Mit Rotwein im Blut meine allerersten Notizen durchgeblättert. Welch idealistischer Narr ich war! Ich wollte die Welt verändern. Ich wollte zeigen, dass das Gute und Schöne vor unseren Augen liegt, wenn wir alles mit demselben Respekt behandeln wie uns selbst. Ich wollte die Menschen auf den Pfad meiner Liebe führen, ohne zu wissen, was das war, und schrieb einen detaillierten Plan dazu. Erster Schritt: Weg von zu Hause! Zweiter Schritt: Die ganze Welt sehen! Dritter Schritt: Ein Buch schreiben, das alles sagt! Dieser Idealismus dauerte genau ein Semester lang. Dann stieg A. in den Zug und es war mir sofort klar, dass es nur einen einzigen Zweck für Worte gab: sie! Meine Welt lag jetzt in ihren Augen.

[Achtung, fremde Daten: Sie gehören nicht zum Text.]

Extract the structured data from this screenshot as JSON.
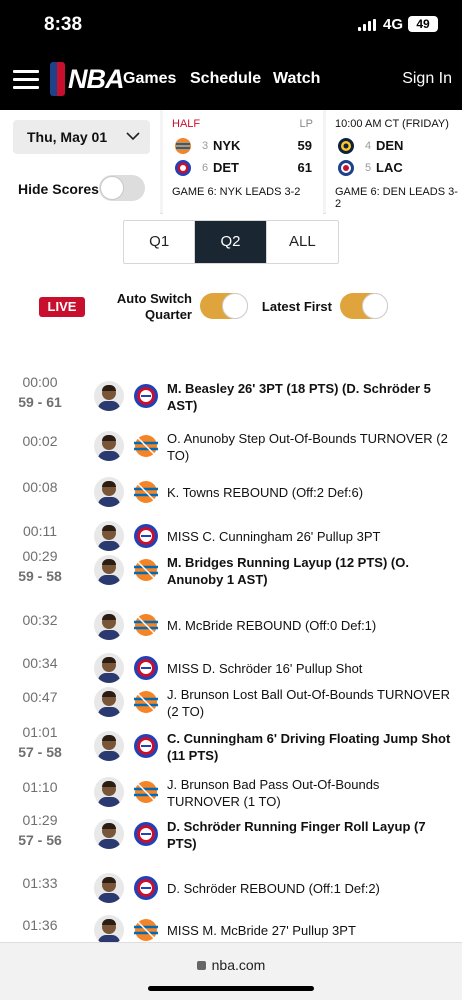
{
  "status_bar": {
    "time": "8:38",
    "network": "4G",
    "battery": "49"
  },
  "nav": {
    "logo_text": "NBA",
    "links": [
      "Games",
      "Schedule",
      "Watch"
    ],
    "sign_in": "Sign In"
  },
  "date_picker": {
    "value": "Thu, May 01"
  },
  "hide_scores": {
    "label": "Hide Scores",
    "enabled": false
  },
  "games": [
    {
      "status": "HALF",
      "tag": "LP",
      "teams": [
        {
          "seed": "3",
          "abbr": "NYK",
          "score": "59",
          "logo": "knicks-logo"
        },
        {
          "seed": "6",
          "abbr": "DET",
          "score": "61",
          "logo": "pistons-logo"
        }
      ],
      "note": "GAME 6: NYK LEADS 3-2"
    },
    {
      "status": "10:00 AM CT (FRIDAY)",
      "teams": [
        {
          "seed": "4",
          "abbr": "DEN",
          "logo": "nuggets-logo"
        },
        {
          "seed": "5",
          "abbr": "LAC",
          "logo": "clippers-logo"
        }
      ],
      "note": "GAME 6: DEN LEADS 3-2"
    }
  ],
  "quarter_tabs": {
    "items": [
      "Q1",
      "Q2",
      "ALL"
    ],
    "active": "Q2"
  },
  "live_badge": "LIVE",
  "auto_switch": {
    "label_line1": "Auto Switch",
    "label_line2": "Quarter",
    "enabled": true
  },
  "latest_first": {
    "label": "Latest First",
    "enabled": true
  },
  "colors": {
    "live_red": "#c8102e",
    "active_tab": "#1a2733",
    "toggle_on": "#e0a43c",
    "knicks_orange": "#f58426",
    "knicks_blue": "#006bb6",
    "pistons_blue": "#1d42ba",
    "pistons_red": "#c8102e"
  },
  "plays": [
    {
      "time": "00:00",
      "score": "59 - 61",
      "team": "DET",
      "description": "M. Beasley 26' 3PT (18 PTS) (D. Schröder 5 AST)",
      "bold": true
    },
    {
      "time": "00:02",
      "score": "",
      "team": "NYK",
      "description": "O. Anunoby Step Out-Of-Bounds TURNOVER (2 TO)",
      "bold": false
    },
    {
      "time": "00:08",
      "score": "",
      "team": "NYK",
      "description": "K. Towns REBOUND (Off:2 Def:6)",
      "bold": false
    },
    {
      "time": "00:11",
      "score": "",
      "team": "DET",
      "description": "MISS C. Cunningham 26' Pullup 3PT",
      "bold": false
    },
    {
      "time": "00:29",
      "score": "59 - 58",
      "team": "NYK",
      "description": "M. Bridges Running Layup (12 PTS) (O. Anunoby 1 AST)",
      "bold": true
    },
    {
      "time": "00:32",
      "score": "",
      "team": "NYK",
      "description": "M. McBride REBOUND (Off:0 Def:1)",
      "bold": false
    },
    {
      "time": "00:34",
      "score": "",
      "team": "DET",
      "description": "MISS D. Schröder 16' Pullup Shot",
      "bold": false
    },
    {
      "time": "00:47",
      "score": "",
      "team": "NYK",
      "description": "J. Brunson Lost Ball Out-Of-Bounds TURNOVER (2 TO)",
      "bold": false
    },
    {
      "time": "01:01",
      "score": "57 - 58",
      "team": "DET",
      "description": "C. Cunningham 6' Driving Floating Jump Shot (11 PTS)",
      "bold": true
    },
    {
      "time": "01:10",
      "score": "",
      "team": "NYK",
      "description": "J. Brunson Bad Pass Out-Of-Bounds TURNOVER (1 TO)",
      "bold": false
    },
    {
      "time": "01:29",
      "score": "57 - 56",
      "team": "DET",
      "description": "D. Schröder Running Finger Roll Layup (7 PTS)",
      "bold": true
    },
    {
      "time": "01:33",
      "score": "",
      "team": "DET",
      "description": "D. Schröder REBOUND (Off:1 Def:2)",
      "bold": false
    },
    {
      "time": "01:36",
      "score": "",
      "team": "NYK",
      "description": "MISS M. McBride 27' Pullup 3PT",
      "bold": false
    }
  ],
  "url_bar": {
    "url": "nba.com"
  }
}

Für eine 104-Jährige graben. Die Erde hart und voller Steine. Auf 1 Meter 60 Tiefe stoßen wir auf einen Felsen. Nur Sprengstoff hätte uns weitergeholfen.

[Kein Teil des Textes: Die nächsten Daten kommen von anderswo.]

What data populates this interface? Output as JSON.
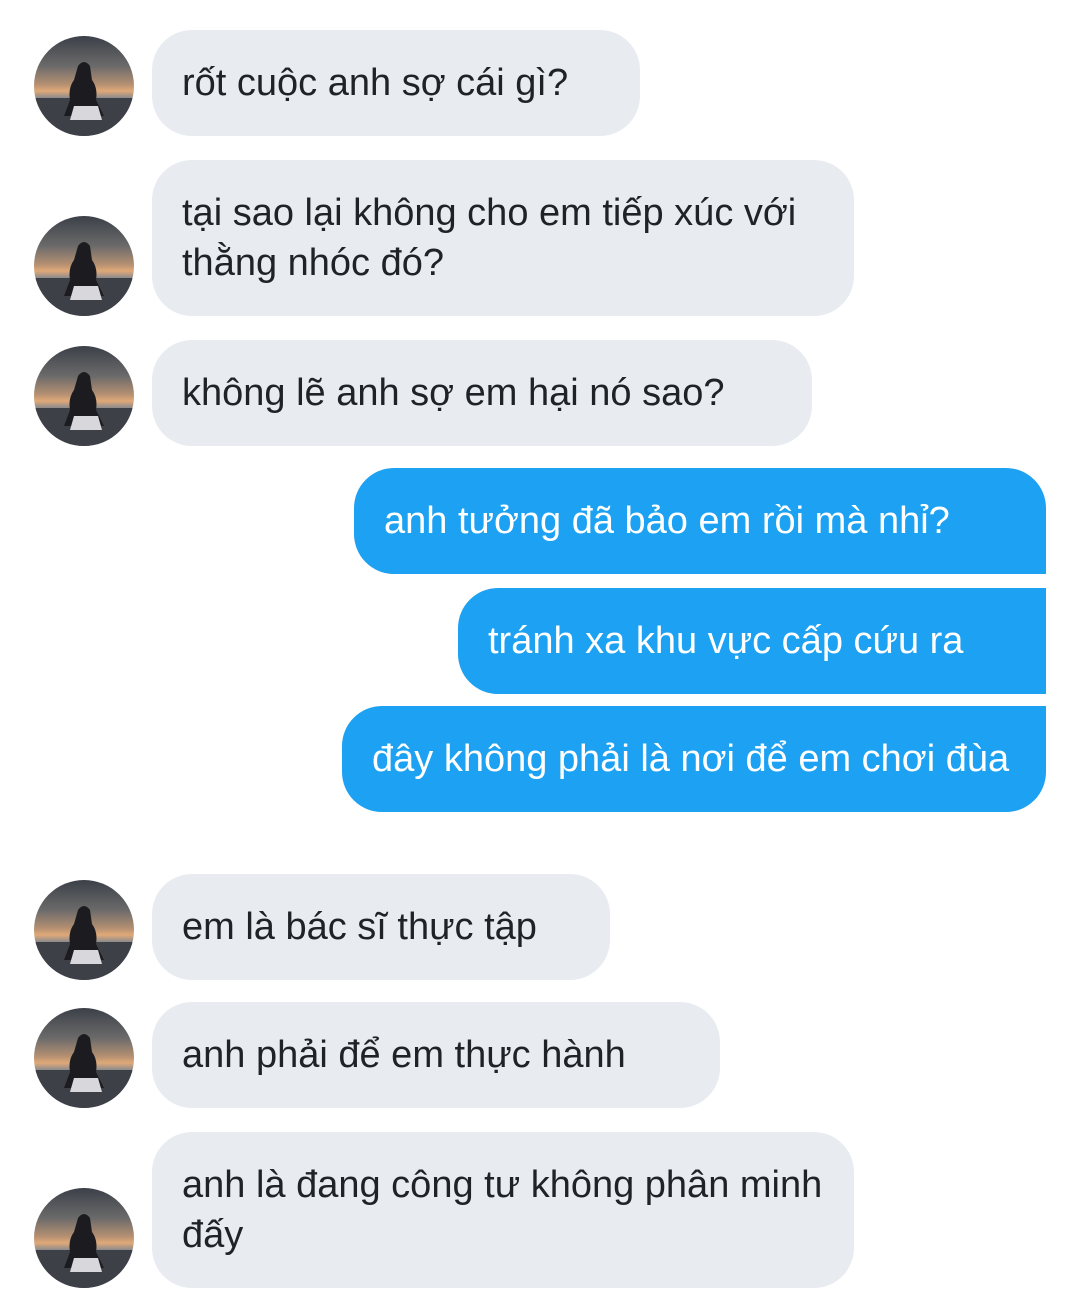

Wohin sind die wohligen Träume? Nichts als verschwommene Bilder und die ständige Angst, zu spät dran zu sein. Aber wofür? Niemand wartet auf mich. Niemand… Auf dem Bahnsteig. Eine Frau, die ich nur flüchtig kenne, bittet mich, sie zu begleiten. Alles würde ich dafür geben, mit ihr in diesen Zug zu steigen, aber ich tue es nicht. Ein nicht mehr zu identifizierendes Mädchen ist im Fluss ertrunken. Ich muss sie begraben.

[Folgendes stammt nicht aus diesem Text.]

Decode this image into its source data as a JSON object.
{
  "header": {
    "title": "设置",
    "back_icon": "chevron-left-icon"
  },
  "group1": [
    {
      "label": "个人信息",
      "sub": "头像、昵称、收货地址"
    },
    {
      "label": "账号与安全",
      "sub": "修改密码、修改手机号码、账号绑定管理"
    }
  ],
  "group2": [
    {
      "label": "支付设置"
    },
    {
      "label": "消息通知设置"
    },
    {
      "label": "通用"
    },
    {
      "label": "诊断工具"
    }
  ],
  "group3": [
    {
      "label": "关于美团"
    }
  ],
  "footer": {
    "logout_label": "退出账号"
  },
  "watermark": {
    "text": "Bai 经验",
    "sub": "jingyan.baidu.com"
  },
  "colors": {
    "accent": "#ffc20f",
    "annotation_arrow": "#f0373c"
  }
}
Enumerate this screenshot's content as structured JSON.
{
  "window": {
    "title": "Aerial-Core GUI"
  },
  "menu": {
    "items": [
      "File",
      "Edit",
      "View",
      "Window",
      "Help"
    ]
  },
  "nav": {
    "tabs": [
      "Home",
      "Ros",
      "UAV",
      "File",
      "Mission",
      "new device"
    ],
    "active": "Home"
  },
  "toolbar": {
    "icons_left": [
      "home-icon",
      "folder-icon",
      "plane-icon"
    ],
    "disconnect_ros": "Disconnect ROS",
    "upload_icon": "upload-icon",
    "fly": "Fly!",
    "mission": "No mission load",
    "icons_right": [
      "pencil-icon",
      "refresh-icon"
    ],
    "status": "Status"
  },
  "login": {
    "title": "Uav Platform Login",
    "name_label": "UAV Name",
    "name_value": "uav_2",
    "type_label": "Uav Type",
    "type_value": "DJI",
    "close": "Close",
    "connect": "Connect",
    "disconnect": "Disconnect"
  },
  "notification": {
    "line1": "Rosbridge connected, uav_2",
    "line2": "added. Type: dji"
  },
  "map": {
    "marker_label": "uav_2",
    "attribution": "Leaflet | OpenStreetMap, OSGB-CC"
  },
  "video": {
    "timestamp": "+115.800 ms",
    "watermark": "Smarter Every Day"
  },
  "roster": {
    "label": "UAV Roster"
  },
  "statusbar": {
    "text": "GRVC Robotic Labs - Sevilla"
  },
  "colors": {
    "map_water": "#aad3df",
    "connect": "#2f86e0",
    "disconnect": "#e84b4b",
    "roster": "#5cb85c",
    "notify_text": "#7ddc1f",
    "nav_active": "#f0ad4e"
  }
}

Jeden Tag mit dem Hund im Wald. Stets derselbe Weg. Vorbei an dem Gedenkstein für einen Forstpraktikanten, der hier erschossen aufgefunden wurde. Es wäre vielleicht eine schöne Geschichte: Eine Postkarte im Laub. Vorne der Schattenriss eines Mädchens und auf der Rückseite eine einzige Frage: »Glaubst du, dass man jetzt schon für sein ganzes Leben lieben kann?« Sie beantwortete seine Frage nie. Mit 17 Jahren hat sich der Junge das Leben genommen und nun sind seine Nachfahren auf ewig dazu verdammt, in jeder Frau die eine zu sehen. Der Mythos des Sehnsüchtlers, der all seine Lieben wie einen Stein rollt und rollt und rollt…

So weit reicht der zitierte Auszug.